There seems to be a paradox in modern politics. Every election the technology for fact checking grows faster and easier, and yet it seems as if it also becomes easier for politicians to get away with lying. My suspicion is that this is because we've lost the mainstream media as the arbiter of truth.
Back in the day, it was the responsibility of the media to hold politicians accountable for their actions. This required investigative journalism, which was very expensive, but it was an investment that paid off. Major scoops, like Woodward and Bernstein's work on Watergate, was what differentiated newspapers and drew readers from the competition.
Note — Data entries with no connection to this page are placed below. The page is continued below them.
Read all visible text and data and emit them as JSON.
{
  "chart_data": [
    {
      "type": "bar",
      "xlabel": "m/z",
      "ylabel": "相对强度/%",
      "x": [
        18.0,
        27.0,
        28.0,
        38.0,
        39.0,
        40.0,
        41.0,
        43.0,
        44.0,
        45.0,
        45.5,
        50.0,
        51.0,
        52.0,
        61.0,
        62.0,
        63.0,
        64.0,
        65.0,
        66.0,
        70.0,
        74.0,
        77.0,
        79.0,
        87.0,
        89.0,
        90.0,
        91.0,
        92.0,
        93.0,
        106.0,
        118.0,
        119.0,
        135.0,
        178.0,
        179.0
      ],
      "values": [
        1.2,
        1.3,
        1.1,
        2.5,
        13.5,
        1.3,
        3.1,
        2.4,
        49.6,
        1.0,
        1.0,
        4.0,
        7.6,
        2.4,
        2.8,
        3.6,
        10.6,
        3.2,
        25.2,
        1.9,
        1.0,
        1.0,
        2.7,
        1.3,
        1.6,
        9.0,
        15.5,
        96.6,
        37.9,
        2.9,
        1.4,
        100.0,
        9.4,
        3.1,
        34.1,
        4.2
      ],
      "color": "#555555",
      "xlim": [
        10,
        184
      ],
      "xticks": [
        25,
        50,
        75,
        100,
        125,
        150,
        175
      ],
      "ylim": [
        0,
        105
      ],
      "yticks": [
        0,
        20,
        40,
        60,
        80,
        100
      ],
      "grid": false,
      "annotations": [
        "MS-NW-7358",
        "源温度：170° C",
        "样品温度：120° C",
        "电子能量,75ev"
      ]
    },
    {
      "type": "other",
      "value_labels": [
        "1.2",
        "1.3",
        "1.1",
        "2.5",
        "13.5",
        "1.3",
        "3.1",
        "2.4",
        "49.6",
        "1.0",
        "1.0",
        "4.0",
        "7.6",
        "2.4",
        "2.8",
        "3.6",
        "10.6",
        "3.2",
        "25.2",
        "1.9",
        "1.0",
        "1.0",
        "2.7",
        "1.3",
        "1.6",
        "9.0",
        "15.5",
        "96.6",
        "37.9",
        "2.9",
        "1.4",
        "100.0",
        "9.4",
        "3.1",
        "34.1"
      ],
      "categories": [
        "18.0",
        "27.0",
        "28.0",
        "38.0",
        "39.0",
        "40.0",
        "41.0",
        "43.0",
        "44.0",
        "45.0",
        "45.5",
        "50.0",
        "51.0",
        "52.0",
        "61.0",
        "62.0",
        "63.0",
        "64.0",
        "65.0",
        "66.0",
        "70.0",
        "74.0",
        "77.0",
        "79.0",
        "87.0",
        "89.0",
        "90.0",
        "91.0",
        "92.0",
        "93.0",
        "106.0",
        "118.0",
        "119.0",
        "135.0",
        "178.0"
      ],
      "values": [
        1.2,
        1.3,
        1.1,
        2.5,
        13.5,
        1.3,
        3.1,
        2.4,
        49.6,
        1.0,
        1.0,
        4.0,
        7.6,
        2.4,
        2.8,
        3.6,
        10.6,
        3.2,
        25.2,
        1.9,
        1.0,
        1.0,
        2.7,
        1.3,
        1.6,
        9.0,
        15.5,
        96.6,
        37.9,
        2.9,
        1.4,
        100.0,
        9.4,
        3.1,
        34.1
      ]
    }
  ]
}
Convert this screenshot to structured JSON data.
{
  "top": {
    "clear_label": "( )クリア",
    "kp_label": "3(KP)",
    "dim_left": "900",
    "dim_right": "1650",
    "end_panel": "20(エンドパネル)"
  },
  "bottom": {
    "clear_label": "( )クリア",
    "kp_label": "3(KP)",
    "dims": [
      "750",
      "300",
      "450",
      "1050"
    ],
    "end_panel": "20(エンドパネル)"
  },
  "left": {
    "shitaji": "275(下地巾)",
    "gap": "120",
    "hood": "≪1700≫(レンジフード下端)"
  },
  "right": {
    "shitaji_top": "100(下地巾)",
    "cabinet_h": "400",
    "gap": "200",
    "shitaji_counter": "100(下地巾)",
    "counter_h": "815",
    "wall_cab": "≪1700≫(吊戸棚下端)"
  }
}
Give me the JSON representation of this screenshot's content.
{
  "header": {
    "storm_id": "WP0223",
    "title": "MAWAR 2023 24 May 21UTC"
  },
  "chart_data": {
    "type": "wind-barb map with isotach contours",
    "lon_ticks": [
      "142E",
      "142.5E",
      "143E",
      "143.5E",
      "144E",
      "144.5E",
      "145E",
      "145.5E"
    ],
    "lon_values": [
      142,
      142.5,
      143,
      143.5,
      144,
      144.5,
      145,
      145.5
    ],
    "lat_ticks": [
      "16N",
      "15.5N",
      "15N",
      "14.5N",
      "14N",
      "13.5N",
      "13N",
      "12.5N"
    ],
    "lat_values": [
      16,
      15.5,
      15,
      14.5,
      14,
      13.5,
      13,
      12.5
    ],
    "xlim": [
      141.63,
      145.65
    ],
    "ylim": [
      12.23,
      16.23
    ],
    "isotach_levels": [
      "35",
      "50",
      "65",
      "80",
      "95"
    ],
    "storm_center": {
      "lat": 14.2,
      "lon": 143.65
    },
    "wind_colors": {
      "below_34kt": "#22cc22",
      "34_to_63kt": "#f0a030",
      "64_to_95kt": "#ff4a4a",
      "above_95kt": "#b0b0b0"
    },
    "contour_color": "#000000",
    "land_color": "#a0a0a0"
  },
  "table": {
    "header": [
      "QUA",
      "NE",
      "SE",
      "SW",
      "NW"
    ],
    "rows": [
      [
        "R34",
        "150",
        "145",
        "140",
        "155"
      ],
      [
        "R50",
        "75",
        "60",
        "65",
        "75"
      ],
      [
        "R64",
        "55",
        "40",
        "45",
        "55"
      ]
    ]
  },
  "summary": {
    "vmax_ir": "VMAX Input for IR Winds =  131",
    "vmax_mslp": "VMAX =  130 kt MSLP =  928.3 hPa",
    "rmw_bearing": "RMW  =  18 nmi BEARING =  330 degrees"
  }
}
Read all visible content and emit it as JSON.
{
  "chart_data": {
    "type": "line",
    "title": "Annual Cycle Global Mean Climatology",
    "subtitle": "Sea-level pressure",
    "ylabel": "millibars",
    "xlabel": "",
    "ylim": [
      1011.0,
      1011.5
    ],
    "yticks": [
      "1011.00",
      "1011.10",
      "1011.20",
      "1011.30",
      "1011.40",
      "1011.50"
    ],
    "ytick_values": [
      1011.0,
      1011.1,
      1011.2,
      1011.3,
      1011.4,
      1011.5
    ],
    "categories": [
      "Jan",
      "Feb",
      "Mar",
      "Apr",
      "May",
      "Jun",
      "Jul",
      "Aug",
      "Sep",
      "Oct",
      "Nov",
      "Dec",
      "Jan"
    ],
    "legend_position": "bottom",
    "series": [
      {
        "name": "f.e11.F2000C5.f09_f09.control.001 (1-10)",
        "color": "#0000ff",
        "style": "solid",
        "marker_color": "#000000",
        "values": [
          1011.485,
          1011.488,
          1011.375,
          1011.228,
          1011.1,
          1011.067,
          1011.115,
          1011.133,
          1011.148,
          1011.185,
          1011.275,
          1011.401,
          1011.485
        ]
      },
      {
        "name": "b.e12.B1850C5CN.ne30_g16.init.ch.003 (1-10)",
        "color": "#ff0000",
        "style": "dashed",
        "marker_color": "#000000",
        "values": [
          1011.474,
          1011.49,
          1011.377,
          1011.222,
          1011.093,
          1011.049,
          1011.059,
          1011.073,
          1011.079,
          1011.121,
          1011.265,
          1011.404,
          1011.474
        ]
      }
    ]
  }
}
But two things changed that.
First, political operatives discovered that if they couldn't counter the message of a story, they could still attack the messenger. Accusations of bias became an effective technique for derailing any story.
Second, the advent of the internet fragmented the media market. Investigative journalism lost its status as the primary draw to news outlets, while remaining just as expensive.
Now that it had become both dangerous and unprofitable, mainstream news sources abandoned investigative journalism in favor of parrot journalism. In the new paradigm, the news would simply repeat what other people said. Instead of investigating a quote, the media would simply "balance" it with a quote from someone else who disagreed. Since the media never made a judgment for themselves, they were off the hook for accusations of bias, and they could save the money they would have spent on investigating.
Unfortunately, this new paradigm required the media to base its reporting on a fundamentally false premise: that being unbiased and remaining neutral are equivalent.
The premise holds true for matters of opinion. When two politicians disagree on values or political philosophy, it is appropriate for the media to demonstrate lack of bias by remaining neutral.
However, in matters of fact, neutrality becomes a form of bias. When two politicians disagree on a fact, there are only two possible explanations: either one is right and one is wrong, or both are wrong. Whatever the explanation, to remain neutral the media must portray both politicians as being equivalent. But if one of them is right and the other is wrong, the media can only accomplish this by pulling down whoever is right and lifting up whoever is wrong. In effect, the media is showing bias towards whoever is wrong.
The unintended consequences of playing it safe is the we have created a media that is not biased towards the left or the right, but is instead biased towards falsehood. In the process, they have made lying a viable political tool.